A picture book from the 1980s, potentially from the 1970s, about a little boy who wishes to be older. His neighbor grants his wish (with her magical garden I believe) but he decides to go back when his mother doesn’t recognize him. I believe the illustrations are in a style similar to Ron Barrett.
I read this book in my early teens and have been trying find it for years. A father sends a young girl away from rubber farm during the war. Upon her return from England, she finds she is an outsider due to not suffering the same pains those that stayed suffered. Her childhood friend (a boy) helped the villagers/prisoners by going night fishing to help keep people fed. The story resolves her relationship with the boy and her father.
I used to get books in the mail — “Me and the Terrible Two,” “Alvin’s Secret Code” — and one of them was a book about a boy who watched the moon landing all summer while some family drama was also going on. The book had a low-key melancholy tone. I read it in 1974 or 75, when I was in 2nd or 3rd grade. I wish I could remember more about it, but I’m stumped!

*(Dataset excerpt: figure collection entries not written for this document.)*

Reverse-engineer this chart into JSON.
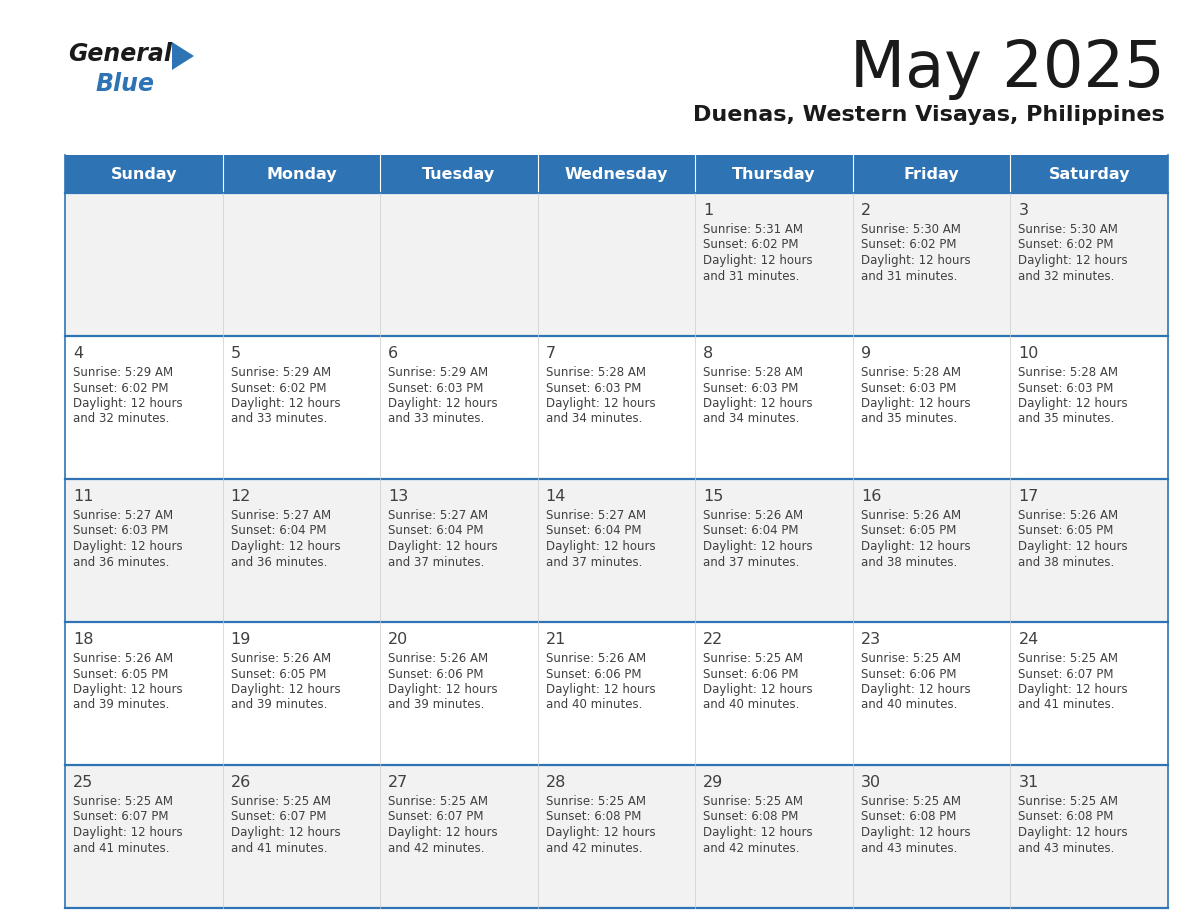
{
  "title": "May 2025",
  "subtitle": "Duenas, Western Visayas, Philippines",
  "header_bg": "#2E74B5",
  "header_text": "#FFFFFF",
  "cell_bg_odd": "#F2F2F2",
  "cell_bg_even": "#FFFFFF",
  "border_color": "#2E74B5",
  "text_color": "#404040",
  "days_of_week": [
    "Sunday",
    "Monday",
    "Tuesday",
    "Wednesday",
    "Thursday",
    "Friday",
    "Saturday"
  ],
  "calendar_data": [
    [
      {
        "day": "",
        "sunrise": "",
        "sunset": "",
        "daylight_min": ""
      },
      {
        "day": "",
        "sunrise": "",
        "sunset": "",
        "daylight_min": ""
      },
      {
        "day": "",
        "sunrise": "",
        "sunset": "",
        "daylight_min": ""
      },
      {
        "day": "",
        "sunrise": "",
        "sunset": "",
        "daylight_min": ""
      },
      {
        "day": "1",
        "sunrise": "5:31 AM",
        "sunset": "6:02 PM",
        "daylight_min": "31"
      },
      {
        "day": "2",
        "sunrise": "5:30 AM",
        "sunset": "6:02 PM",
        "daylight_min": "31"
      },
      {
        "day": "3",
        "sunrise": "5:30 AM",
        "sunset": "6:02 PM",
        "daylight_min": "32"
      }
    ],
    [
      {
        "day": "4",
        "sunrise": "5:29 AM",
        "sunset": "6:02 PM",
        "daylight_min": "32"
      },
      {
        "day": "5",
        "sunrise": "5:29 AM",
        "sunset": "6:02 PM",
        "daylight_min": "33"
      },
      {
        "day": "6",
        "sunrise": "5:29 AM",
        "sunset": "6:03 PM",
        "daylight_min": "33"
      },
      {
        "day": "7",
        "sunrise": "5:28 AM",
        "sunset": "6:03 PM",
        "daylight_min": "34"
      },
      {
        "day": "8",
        "sunrise": "5:28 AM",
        "sunset": "6:03 PM",
        "daylight_min": "34"
      },
      {
        "day": "9",
        "sunrise": "5:28 AM",
        "sunset": "6:03 PM",
        "daylight_min": "35"
      },
      {
        "day": "10",
        "sunrise": "5:28 AM",
        "sunset": "6:03 PM",
        "daylight_min": "35"
      }
    ],
    [
      {
        "day": "11",
        "sunrise": "5:27 AM",
        "sunset": "6:03 PM",
        "daylight_min": "36"
      },
      {
        "day": "12",
        "sunrise": "5:27 AM",
        "sunset": "6:04 PM",
        "daylight_min": "36"
      },
      {
        "day": "13",
        "sunrise": "5:27 AM",
        "sunset": "6:04 PM",
        "daylight_min": "37"
      },
      {
        "day": "14",
        "sunrise": "5:27 AM",
        "sunset": "6:04 PM",
        "daylight_min": "37"
      },
      {
        "day": "15",
        "sunrise": "5:26 AM",
        "sunset": "6:04 PM",
        "daylight_min": "37"
      },
      {
        "day": "16",
        "sunrise": "5:26 AM",
        "sunset": "6:05 PM",
        "daylight_min": "38"
      },
      {
        "day": "17",
        "sunrise": "5:26 AM",
        "sunset": "6:05 PM",
        "daylight_min": "38"
      }
    ],
    [
      {
        "day": "18",
        "sunrise": "5:26 AM",
        "sunset": "6:05 PM",
        "daylight_min": "39"
      },
      {
        "day": "19",
        "sunrise": "5:26 AM",
        "sunset": "6:05 PM",
        "daylight_min": "39"
      },
      {
        "day": "20",
        "sunrise": "5:26 AM",
        "sunset": "6:06 PM",
        "daylight_min": "39"
      },
      {
        "day": "21",
        "sunrise": "5:26 AM",
        "sunset": "6:06 PM",
        "daylight_min": "40"
      },
      {
        "day": "22",
        "sunrise": "5:25 AM",
        "sunset": "6:06 PM",
        "daylight_min": "40"
      },
      {
        "day": "23",
        "sunrise": "5:25 AM",
        "sunset": "6:06 PM",
        "daylight_min": "40"
      },
      {
        "day": "24",
        "sunrise": "5:25 AM",
        "sunset": "6:07 PM",
        "daylight_min": "41"
      }
    ],
    [
      {
        "day": "25",
        "sunrise": "5:25 AM",
        "sunset": "6:07 PM",
        "daylight_min": "41"
      },
      {
        "day": "26",
        "sunrise": "5:25 AM",
        "sunset": "6:07 PM",
        "daylight_min": "41"
      },
      {
        "day": "27",
        "sunrise": "5:25 AM",
        "sunset": "6:07 PM",
        "daylight_min": "42"
      },
      {
        "day": "28",
        "sunrise": "5:25 AM",
        "sunset": "6:08 PM",
        "daylight_min": "42"
      },
      {
        "day": "29",
        "sunrise": "5:25 AM",
        "sunset": "6:08 PM",
        "daylight_min": "42"
      },
      {
        "day": "30",
        "sunrise": "5:25 AM",
        "sunset": "6:08 PM",
        "daylight_min": "43"
      },
      {
        "day": "31",
        "sunrise": "5:25 AM",
        "sunset": "6:08 PM",
        "daylight_min": "43"
      }
    ]
  ]
}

I don’t know the real title. I suspect the character names, except possibly the central female character, are French. I probably read it between 1968-1972. An orphaned girl lives with a family of French-Canadian fur trappers, possibly on the St. Lawrence River. The girl is a young adolescent at the time of the story. She was seriously ill with a fever as a child and they cut her long dark hair to her shoulders. She keeps it that way, because it suits her, and wears a blue ribbon in it. There at least two sons in the family. One of the sons, an artist, is attacked by a bear. His hand is mauled and the father amputates it with a fire place poker. He survives but is depressed and the girl spends a lot of time trying to cheer him up. The eldest son is secretly jealous. He and the father leave to hunt and return with bundles of animal pelts. The father reveals that the older son is in love with her and carried her ribbon with him.